Thanks everyone... The groomer came yesterday and she did a really good job. She had to go pretty short on his face and legs to get our new cut started but he should grow in quite nicely. In the meantime he's feeling a bit naked I think. He wasn't shaved down and looks adorable but he's hiding in his crate and underneath tables and stuff. Last night he even hid under the covers.... I tried to take a picture but he ran away...


----------



## Scooter's Family (May 23, 2008)

Murphy was groomed today, not exactly what I wanted but he looks cute. I really just wanted to see his face more and she did do that. He's such a sweetie!


----------



## wooflife (Jul 1, 2008)

Scooter's Family said:


> Murphy was groomed today, not exactly what I wanted but he looks cute. I really just wanted to see his face more and she did do that. He's such a sweetie!


Awwwwwwwwwwwwwwwwww!!! :melting: what a cutie!


----------



## mellowbo (Aug 12, 2007)

Oh, Ann, he looks adorable! I sure hope Vinny's turns out as good tomorrow!!
Carole


----------



## Scooter's Family (May 23, 2008)

Be sure to post pics Carole! Your groomer does a wonderful job.


----------



## psvzum (Jun 11, 2009)

The babe's look adorable in their puppycuts! I'm so thankful for those of you who have posted pictures. I need to convince my daughter Loki "needs" a puppy cut. It's alot of work keeping him groomed with his long coat. I'm also concerned about his lack of vision as his bangs hang in his face. Okay, if I'm being honest, I love how they look like little teddy bears : )


----------



## Luciledodd (Sep 5, 2009)

Since I have finally figured out how to re-size pictures, here are the pictures of Rosies' puppy cut. It has been a month and I am still loving it. Brushing is nearly nil and no mats. Note the color change though. Nothing like the little white and black puppy. Most of the white hair on her back is now silver and look at the ticking.


----------



## krandall (Jun 11, 2009)

Scooter's Family said:


> Murphy was groomed today, not exactly what I wanted but he looks cute. I really just wanted to see his face more and she did do that. He's such a sweetie!
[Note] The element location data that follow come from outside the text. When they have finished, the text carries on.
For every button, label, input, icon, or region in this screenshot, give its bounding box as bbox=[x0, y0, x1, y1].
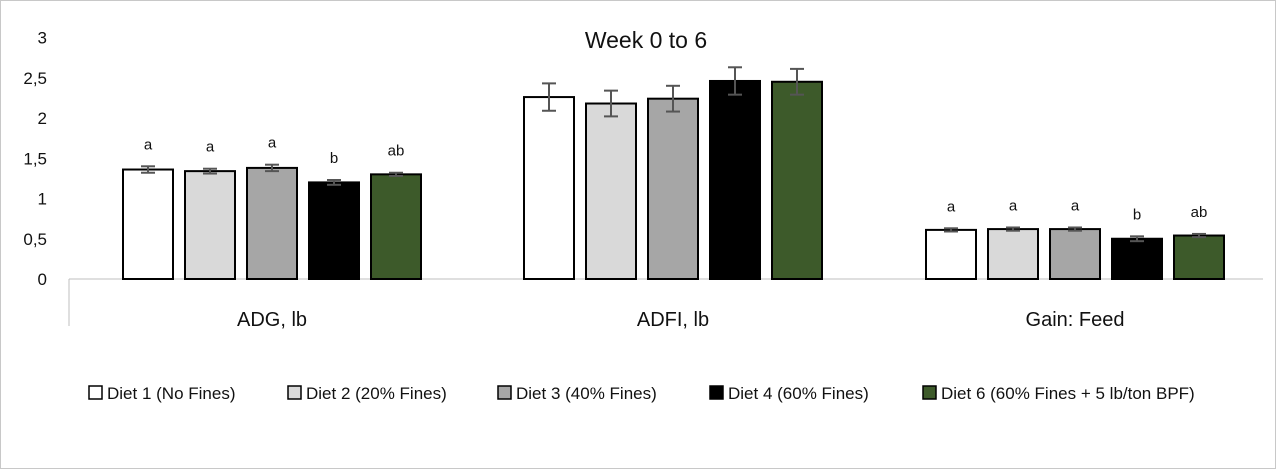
error-bar bbox=[327, 178, 341, 186]
error-bar bbox=[790, 67, 804, 96]
error-bar bbox=[1006, 226, 1020, 232]
significance-label: a bbox=[268, 135, 277, 152]
legend: Diet 1 (No Fines) Diet 2 (20% Fines) Diet … bbox=[88, 384, 1195, 403]
category-label: Gain: Feed bbox=[1026, 309, 1125, 331]
legend-swatch bbox=[922, 385, 937, 400]
bar-2-1 bbox=[184, 170, 236, 281]
error-bar bbox=[389, 171, 403, 177]
y-tick-label: 1 bbox=[38, 190, 47, 209]
legend-swatch bbox=[709, 385, 724, 400]
legend-swatch bbox=[88, 385, 103, 400]
y-tick-label: 0,5 bbox=[23, 230, 47, 249]
legend-item-5: Diet 6 (60% Fines + 5 lb/ton BPF) bbox=[922, 384, 1195, 403]
error-bar bbox=[1192, 232, 1206, 239]
bar-5-3 bbox=[1173, 234, 1225, 280]
legend-label: Diet 2 (20% Fines) bbox=[306, 384, 447, 403]
bars: a a ab aba a ab ab bbox=[122, 66, 1225, 281]
error-bar bbox=[1068, 226, 1082, 232]
legend-label: Diet 6 (60% Fines + 5 lb/ton BPF) bbox=[941, 384, 1195, 403]
significance-label: b bbox=[1133, 206, 1141, 223]
significance-label: a bbox=[206, 139, 215, 156]
y-tick-label: 0 bbox=[38, 270, 47, 289]
error-bar bbox=[1130, 235, 1144, 243]
chart-title: Week 0 to 6 bbox=[585, 27, 707, 53]
significance-label: b bbox=[330, 150, 338, 167]
significance-label: ab bbox=[388, 143, 405, 160]
bar-3-1 bbox=[246, 166, 298, 280]
bar-1-2 bbox=[523, 96, 575, 280]
y-tick-label: 1,5 bbox=[23, 149, 47, 168]
bar-4-3 bbox=[1111, 237, 1163, 280]
legend-item-1: Diet 1 (No Fines) bbox=[88, 384, 235, 403]
legend-item-2: Diet 2 (20% Fines) bbox=[287, 384, 447, 403]
error-bar bbox=[265, 163, 279, 173]
bar-2-3 bbox=[987, 228, 1039, 280]
legend-swatch bbox=[497, 385, 512, 400]
significance-label: a bbox=[144, 136, 153, 153]
category-label: ADFI, lb bbox=[637, 309, 709, 331]
y-axis: 0 0,5 1 1,5 2 2,5 3 bbox=[23, 29, 47, 290]
bar-4-2 bbox=[709, 79, 761, 280]
error-bar bbox=[728, 66, 742, 96]
y-tick-label: 3 bbox=[38, 29, 47, 48]
legend-item-4: Diet 4 (60% Fines) bbox=[709, 384, 869, 403]
legend-label: Diet 3 (40% Fines) bbox=[516, 384, 657, 403]
bar-2-2 bbox=[585, 102, 637, 281]
error-bar bbox=[203, 167, 217, 175]
legend-item-3: Diet 3 (40% Fines) bbox=[497, 384, 657, 403]
legend-label: Diet 1 (No Fines) bbox=[107, 384, 235, 403]
significance-label: a bbox=[947, 198, 956, 215]
bar-4-1 bbox=[308, 181, 360, 280]
x-axis: ADG, lb ADFI, lb Gain: Feed bbox=[68, 278, 1263, 331]
bar-1-3 bbox=[925, 228, 977, 281]
significance-label: ab bbox=[1191, 204, 1208, 221]
significance-label: a bbox=[1071, 197, 1080, 214]
category-label: ADG, lb bbox=[237, 309, 307, 331]
error-bar bbox=[141, 165, 155, 174]
y-tick-label: 2 bbox=[38, 109, 47, 128]
significance-label: a bbox=[1009, 197, 1018, 214]
y-tick-label: 2,5 bbox=[23, 69, 47, 88]
legend-label: Diet 4 (60% Fines) bbox=[728, 384, 869, 403]
bar-5-1 bbox=[370, 173, 422, 281]
legend-swatch bbox=[287, 385, 302, 400]
bar-5-2 bbox=[771, 80, 823, 281]
error-bar bbox=[944, 227, 958, 233]
bar-1-1 bbox=[122, 168, 174, 281]
error-bar bbox=[666, 84, 680, 113]
error-bar bbox=[604, 89, 618, 118]
bar-3-3 bbox=[1049, 228, 1101, 280]
error-bar bbox=[542, 82, 556, 112]
bar-3-2 bbox=[647, 97, 699, 281]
I think Murphy looks ADORABLE!!!!


----------



## pjewel (Apr 11, 2007)

Murphy looks cuter than cute.


----------



## ls-indy (Apr 10, 2008)

Luciledodd said:


> Since I have finally figured out how to re-size pictures, here are the pictures of Rosies' puppy cut. It has been a month and I am still loving it. Brushing is nearly nil and no mats. Note the color change though. Nothing like the little white and black puppy. Most of the white hair on her back is now silver and look at the ticking.


I LOVE Rosie's ticking. SHe's adorable!


----------



## gsweenie (Oct 17, 2009)

Button will be 2 in August. I have notice his skin is changing to a darker color rather than the cute little pink belly I was use to. This is happening on his belly, legs and little bits all over - I can see it only when I bath him.
Is this normal?


----------



## Luciledodd (Sep 5, 2009)

Must be. Rosie looks like a little speckled puppy when she is wet. Everywhere there is ticking the skin is black and where the white has turned grey or silver the skin is the same color. Her whole belly is splotched with the black or dark skin where it was pink. The way she is changing, she might be more black and grey than white. There is a link to the colors of Havanese and it show one that is nearly black from the ticking.


----------